Une dose unique pour les bébés de moins de un an !
Ce nouveau vaccin, qui pourra être administré chez les nouveaux-nés ou les nourrissons de moins de un an, nécessitera une seule dose injectable et protégera contre les infections des voies respiratoires inférieures dues au VRS. Il sera prescrit pendant la première saison de circulation du virus à laquelle lesdits bébés seront exposés, précise Sanofi sur son site. Ce vaccin, un anticorps monoclonal, devrait permettre de réduire les infections de 75 %. Les délais sont trop justes pour cette année, mais le vaccin est espéré pour la saison 2023/2024.

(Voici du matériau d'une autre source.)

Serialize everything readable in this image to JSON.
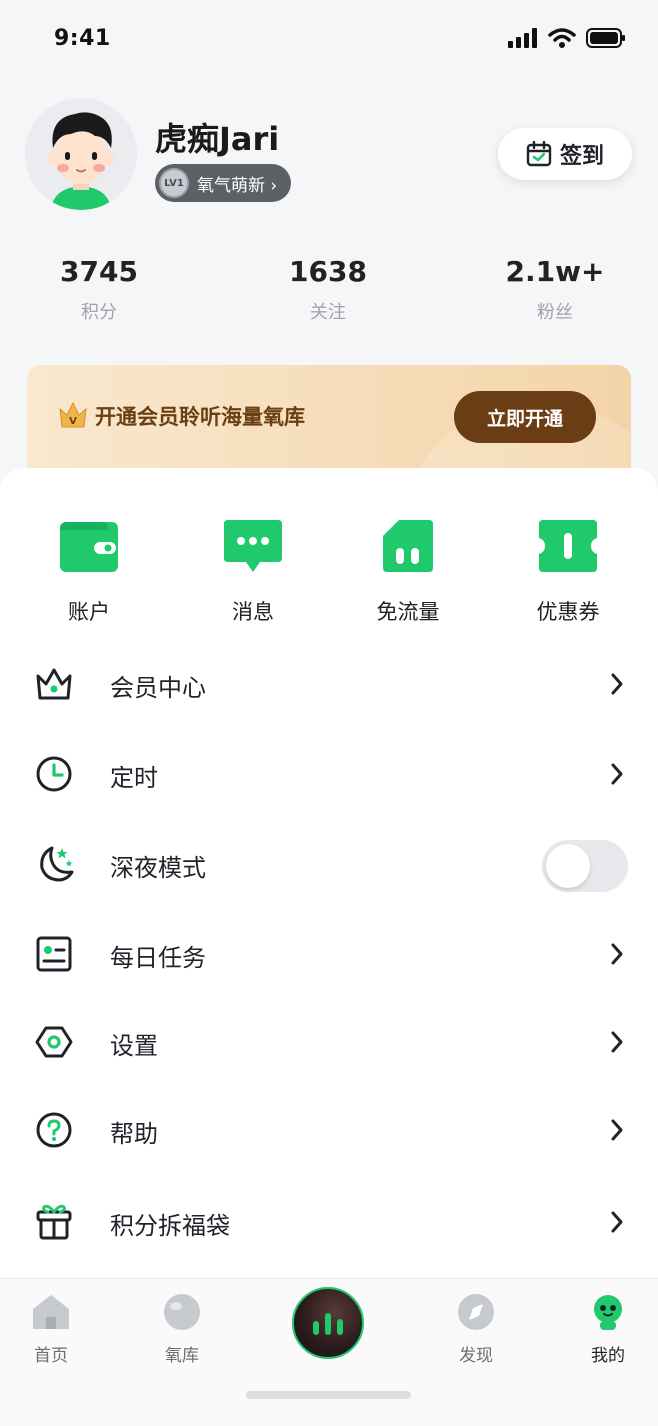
{
  "status_bar": {
    "time": "9:41"
  },
  "profile": {
    "nickname": "虎痴Jari",
    "level_badge_text": "LV1",
    "level_title": "氧气萌新 ›",
    "checkin_label": "签到"
  },
  "stats": [
    {
      "value": "3745",
      "label": "积分"
    },
    {
      "value": "1638",
      "label": "关注"
    },
    {
      "value": "2.1w+",
      "label": "粉丝"
    }
  ],
  "vip": {
    "crown_letter": "V",
    "text": "开通会员聆听海量氧库",
    "button_label": "立即开通"
  },
  "quick_actions": [
    {
      "label": "账户",
      "icon": "wallet-icon"
    },
    {
      "label": "消息",
      "icon": "message-icon"
    },
    {
      "label": "免流量",
      "icon": "sim-card-icon"
    },
    {
      "label": "优惠券",
      "icon": "coupon-icon"
    }
  ],
  "menu": [
    {
      "label": "会员中心",
      "icon": "crown-icon"
    },
    {
      "label": "定时",
      "icon": "clock-icon"
    },
    {
      "label": "深夜模式",
      "icon": "moon-icon",
      "toggle_on": false
    },
    {
      "label": "每日任务",
      "icon": "task-card-icon"
    },
    {
      "label": "设置",
      "icon": "hexagon-settings-icon"
    },
    {
      "label": "帮助",
      "icon": "help-icon"
    },
    {
      "label": "积分拆福袋",
      "icon": "gift-icon"
    }
  ],
  "tabbar": [
    {
      "label": "首页",
      "icon": "home-icon"
    },
    {
      "label": "氧库",
      "icon": "planet-icon"
    },
    {
      "label": "发现",
      "icon": "compass-icon"
    },
    {
      "label": "我的",
      "icon": "mascot-icon",
      "active": true
    }
  ],
  "colors": {
    "accent_green": "#1fc96c",
    "vip_brown": "#6b3d14",
    "vip_gold": "#f3d4a7"
  }
}
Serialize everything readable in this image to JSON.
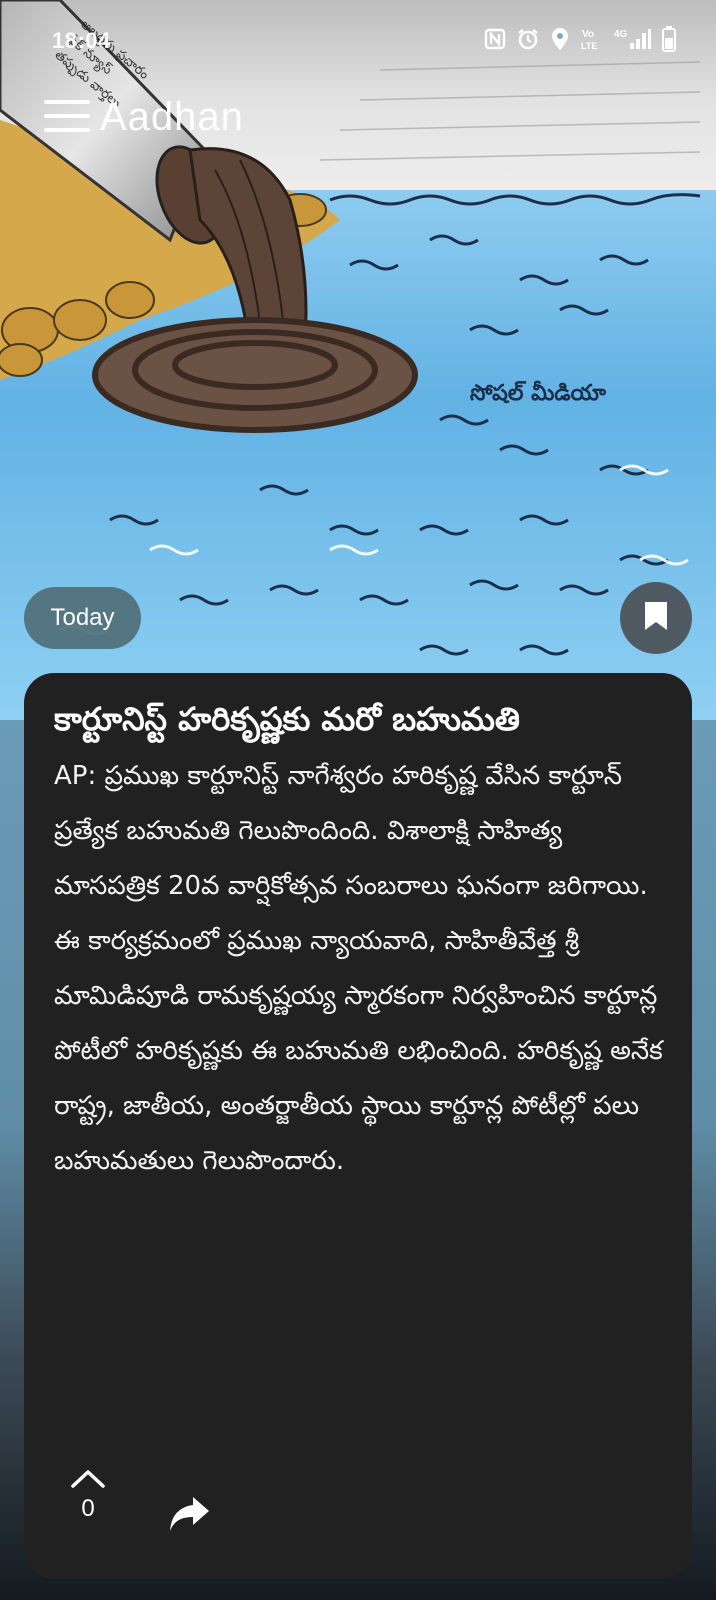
{
  "status_bar": {
    "time": "18:04",
    "icons": [
      "nfc-icon",
      "alarm-icon",
      "location-icon",
      "volte-icon",
      "signal-4g-icon",
      "battery-icon"
    ],
    "network_label": "4G",
    "volte_label": "Vo LTE"
  },
  "app_bar": {
    "logo_text": "Aadhan",
    "menu_icon": "hamburger-menu-icon"
  },
  "hero_image": {
    "cartoon_caption": "సోషల్ మీడియా"
  },
  "chip": {
    "label": "Today"
  },
  "article": {
    "title": "కార్టూనిస్ట్ హరికృష్ణకు మరో బహుమతి",
    "body": "AP: ప్రముఖ కార్టూనిస్ట్ నాగేశ్వరం హరికృష్ణ వేసిన కార్టూన్ ప్రత్యేక బహుమతి గెలుపొందింది. విశాలాక్షి సాహిత్య మాసపత్రిక 20వ వార్షికోత్సవ సంబరాలు ఘనంగా జరిగాయి. ఈ కార్యక్రమంలో ప్రముఖ న్యాయవాది, సాహితీవేత్త శ్రీ మామిడిపూడి రామకృష్ణయ్య స్మారకంగా నిర్వహించిన కార్టూన్ల పోటీలో హరికృష్ణకు ఈ బహుమతి లభించింది. హరికృష్ణ అనేక రాష్ట్ర, జాతీయ, అంతర్జాతీయ స్థాయి కార్టూన్ల పోటీల్లో పలు బహుమతులు గెలుపొందారు."
  },
  "actions": {
    "upvote_count": "0",
    "upvote_icon": "chevron-up-icon",
    "share_icon": "share-arrow-icon",
    "bookmark_icon": "bookmark-icon"
  },
  "colors": {
    "card_background": "#212121",
    "chip_background": "#506e78",
    "sky": "#e8e8e8",
    "water": "#6fb8e6"
  }
}
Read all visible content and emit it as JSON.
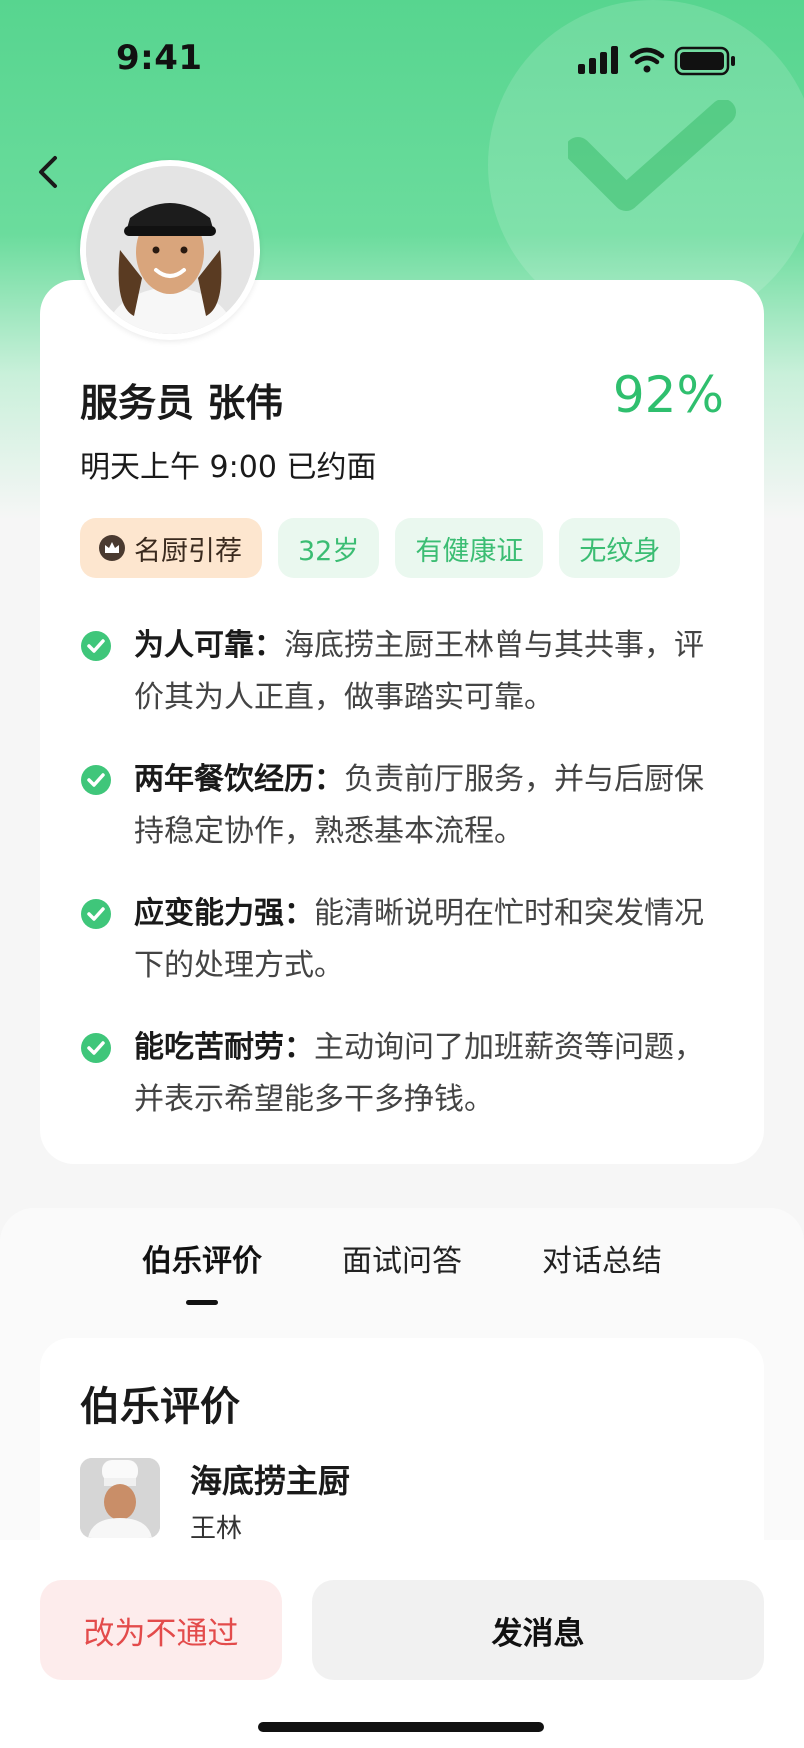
{
  "status_bar": {
    "time": "9:41",
    "icons": [
      "signal-icon",
      "wifi-icon",
      "battery-icon"
    ]
  },
  "header": {
    "back_icon": "chevron-left-icon"
  },
  "profile": {
    "name": "服务员 张伟",
    "match_percent": "92%",
    "appointment": "明天上午 9:00 已约面",
    "tags": [
      {
        "label": "名厨引荐",
        "icon": "crown-icon",
        "style": "chef"
      },
      {
        "label": "32岁"
      },
      {
        "label": "有健康证"
      },
      {
        "label": "无纹身"
      }
    ],
    "points": [
      {
        "title": "为人可靠：",
        "text": "海底捞主厨王林曾与其共事，评价其为人正直，做事踏实可靠。"
      },
      {
        "title": "两年餐饮经历：",
        "text": "负责前厅服务，并与后厨保持稳定协作，熟悉基本流程。"
      },
      {
        "title": "应变能力强：",
        "text": "能清晰说明在忙时和突发情况下的处理方式。"
      },
      {
        "title": "能吃苦耐劳：",
        "text": "主动询问了加班薪资等问题，并表示希望能多干多挣钱。"
      }
    ]
  },
  "tabs": [
    {
      "label": "伯乐评价",
      "active": true
    },
    {
      "label": "面试问答",
      "active": false
    },
    {
      "label": "对话总结",
      "active": false
    }
  ],
  "review": {
    "heading": "伯乐评价",
    "reviewer_role": "海底捞主厨",
    "reviewer_name": "王林"
  },
  "actions": {
    "reject_label": "改为不通过",
    "message_label": "发消息"
  },
  "colors": {
    "brand_green": "#2fbf6e",
    "hero_green": "#57d58f",
    "reject_red": "#e34b4b",
    "chef_tag_bg": "#fde6cf"
  }
}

Protéger les enfants le plus tôt possible !
Interrogée par Franceinfo, Christèle Gras-Le Guen, présidente de la Société française de pédiatrie, affirme que vaccin est un « grand espoir », notamment pour les nouveau-nés de moins de six semaines qui sont les plus à risque de contracter une forme grave de bronchiolite. «  Ce sont eux qui sont admis dans les services de soins intensifs, de soins critiques pendant l'hiver, et pouvoir les protéger en priorité, c'est bien évidemment ce qu'on souhaite pouvoir faire avec ce nouveau produit. Cet anticorps va être proposé quasiment à la maternité, à toutes les familles qui le souhaitent, de manière à protéger l'enfant le plus tôt possible, » a-t-elle déclaré.

Il faut dire qu'il n’existait jusqu'ici qu’un traitement essentiellement symptomatique de la bronchiolite et la mise en place de gestes évitant la transmission virale. Le seul vaccin contre la bronchiolite (Synagis) était réservé exclusivement aux enfants à risque élevé d’infection. Il s'agissait des prématurés nés à 35 semaines d’âge gestationnel ou moins, âgés de moins de 6 mois au début de l’épidémie saisonnière et d'enfants de moins de 2 ans ayant subi un traitement pour dysplasie bronchopulmonaire au cours des 6 derniers mois ou atteints d’une cardiopathie congénitale avec retentissement hémodynamique.

Une infection à risque de complications chez les nourrissons
Pour rappel, la bronchiolite se traduit dans la majorité des cas par une rhino-pharyngite bénigne, voire reste asymptomatique. Mais dans 30 % des cas, elle peut atteindre les bronchioles pulmonaires et entraîner une gêne respiratoire accompagnée de signes respiratoires. La gravité de la bronchiolite chez les jeunes enfants est due à l’immaturité de leur système pulmonaire dont la maturation se poursuit durant les 3 premiers années de vie. Et comme l’immunité acquise par la mère décroît après les six premiers mois, les nourrissons, après cette date, sont davantage à risque.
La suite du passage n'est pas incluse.